USC’s Boogie Ellis set to join Sacramento Kings for Summer League
LOS ANGELES — In mid-March, sitting in front of a locker after USC’s season-ending loss to Arizona, Boogie Ellis could hardly speak, the emotion clogging words in his throat.
He had returned to USC for a super-senior season after testing NBA draft waters, the captain in search of a big final year to boost his pro stock. But the Trojans’ fortunes collapsed under a barrage of injuries, and Ellis was frequently in-and-out himself during USC’s frustrating 15-18 finish, telling the Southern California News Group in February “I really do feel like my life’s on the line.”
With his eligibility exhausted, Ellis went undrafted this week, despite a strong pre-draft ascent from the G-League Elite Camp to the combine. On Thursday afternoon, however, he received a long-awaited sliver of opportunity, his agent Derek Malloy telling the SCNG that Ellis was set to join the Sacramento Kings for next month’s NBA Summer League in Las Vegas.
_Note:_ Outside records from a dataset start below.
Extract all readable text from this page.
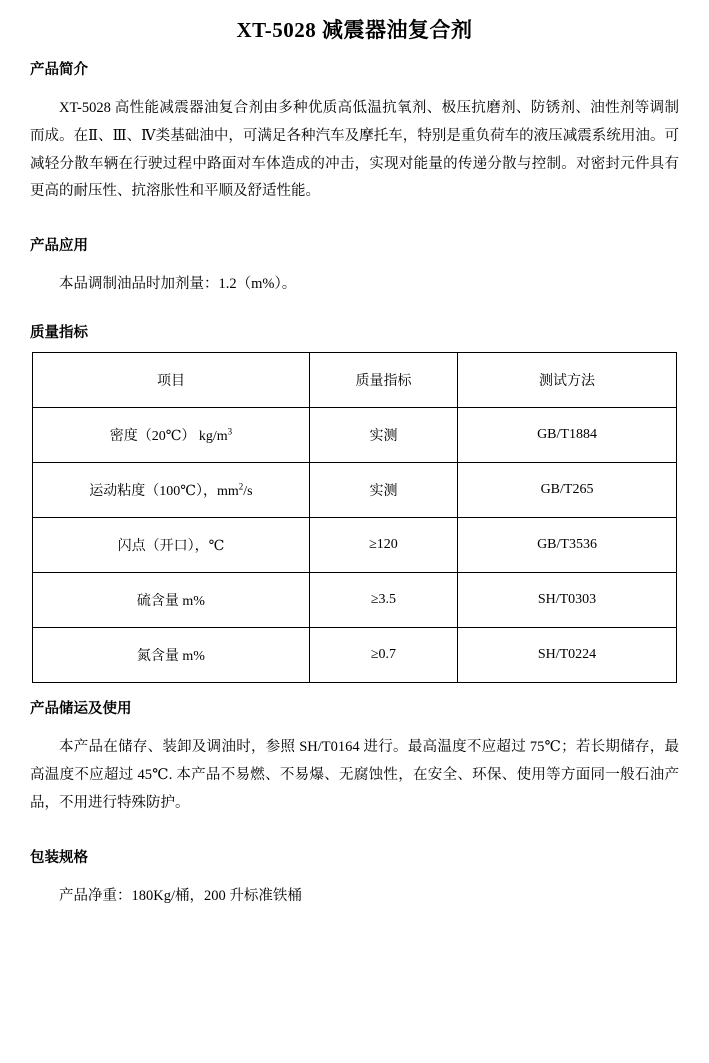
XT-5028 减震器油复合剂
产品简介

XT-5028 高性能减震器油复合剂由多种优质高低温抗氧剂、极压抗磨剂、防锈剂、油性剂等调制而成。在Ⅱ、Ⅲ、Ⅳ类基础油中，可满足各种汽车及摩托车，特别是重负荷车的液压减震系统用油。可减轻分散车辆在行驶过程中路面对车体造成的冲击，实现对能量的传递分散与控制。对密封元件具有更高的耐压性、抗溶胀性和平顺及舒适性能。

产品应用

本品调制油品时加剂量：1.2（m%）。

质量指标
项目	质量指标	测试方法
密度（20℃） $kg/m^3$	实测	GB/T1884
运动粘度（100℃），$mm^2/s$	实测	GB/T265
闪点（开口），℃	≥120	GB/T3536
硫含量 m%	≥3.5	SH/T0303
氮含量 m%	≥0.7	SH/T0224
产品储运及使用

本产品在储存、装卸及调油时，参照 SH/T0164 进行。最高温度不应超过 75℃；若长期储存，最高温度不应超过 45℃. 本产品不易燃、不易爆、无腐蚀性，在安全、环保、使用等方面同一般石油产品，不用进行特殊防护。

包装规格

产品净重：180Kg/桶，200 升标准铁桶
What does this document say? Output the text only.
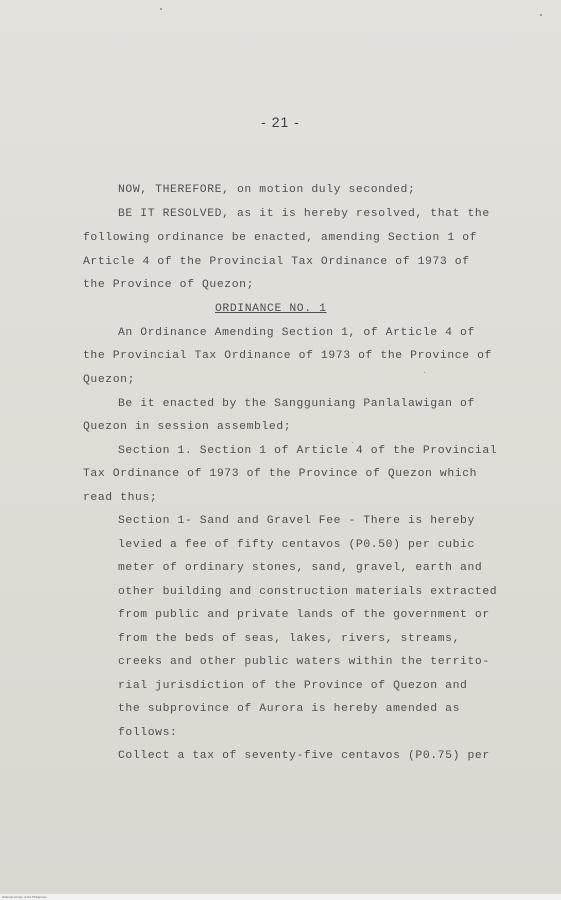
- 21 -
NOW, THEREFORE, on motion duly seconded;
BE IT RESOLVED, as it is hereby resolved, that the
following ordinance be enacted, amending Section 1 of
Article 4 of the Provincial Tax Ordinance of 1973 of
the Province of Quezon;
ORDINANCE NO. 1
An Ordinance Amending Section 1, of Article 4 of
the Provincial Tax Ordinance of 1973 of the Province of
Quezon;
Be it enacted by the Sangguniang Panlalawigan of
Quezon in session assembled;
Section 1. Section 1 of Article 4 of the Provincial
Tax Ordinance of 1973 of the Province of Quezon which
read thus;
Section 1- Sand and Gravel Fee - There is hereby
levied a fee of fifty centavos (P0.50) per cubic
meter of ordinary stones, sand, gravel, earth and
other building and construction materials extracted
from public and private lands of the government or
from the beds of seas, lakes, rivers, streams,
creeks and other public waters within the territo-
rial jurisdiction of the Province of Quezon and
the subprovince of Aurora is hereby amended as
follows:
Collect a tax of seventy-five centavos (P0.75) per
National Library of the Philippines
“Only if y’all knew how much I been through these last 5 years I just want to thank GOD for putting me in this position been through every emotion but it made me and built me for any situation that comes,” Ellis wrote on his Instagram, posting a picture of himself in a Kings jersey.
A San Diego native, Ellis spent two years at Memphis before transferring to USC in 2021-22, turning himself into a foundational piece in former Coach Andy Enfield’s program. He averaged 15.5 points per game across three seasons in a Trojans uniform, authoring a bevy of clutch moments, his work ethic consistently lauded as he honed his shot to the tune of a 42% 3-point clip on 7.2 attempts per game in 2023-24.
“He’s one of the greatest shooters I’ve ever coached, and I was in the NBA before college, so that says a lot,” Enfield said of Ellis in November.
He’ll face an uphill battle to officially make a roster, a tweener guard who measured shorter than 6-foot-1 at the NBA combine and isn’t known as a plus defender. But few guards coming out of the draft boasted as deep a catalogue of shot-making experience as Ellis, and he’ll have an opportunity to stick in the league with a strong showing come summer.
“I’m a Boogie fan,” an NBA scout, who had evaluated USC and spoke on condition of anonymity, told the Southern California News Group in the winter. “I just like how determined he is, and how gritty he is. He’s a smaller guard, but he does have some length. And, just like, he’s a natural leader out there.”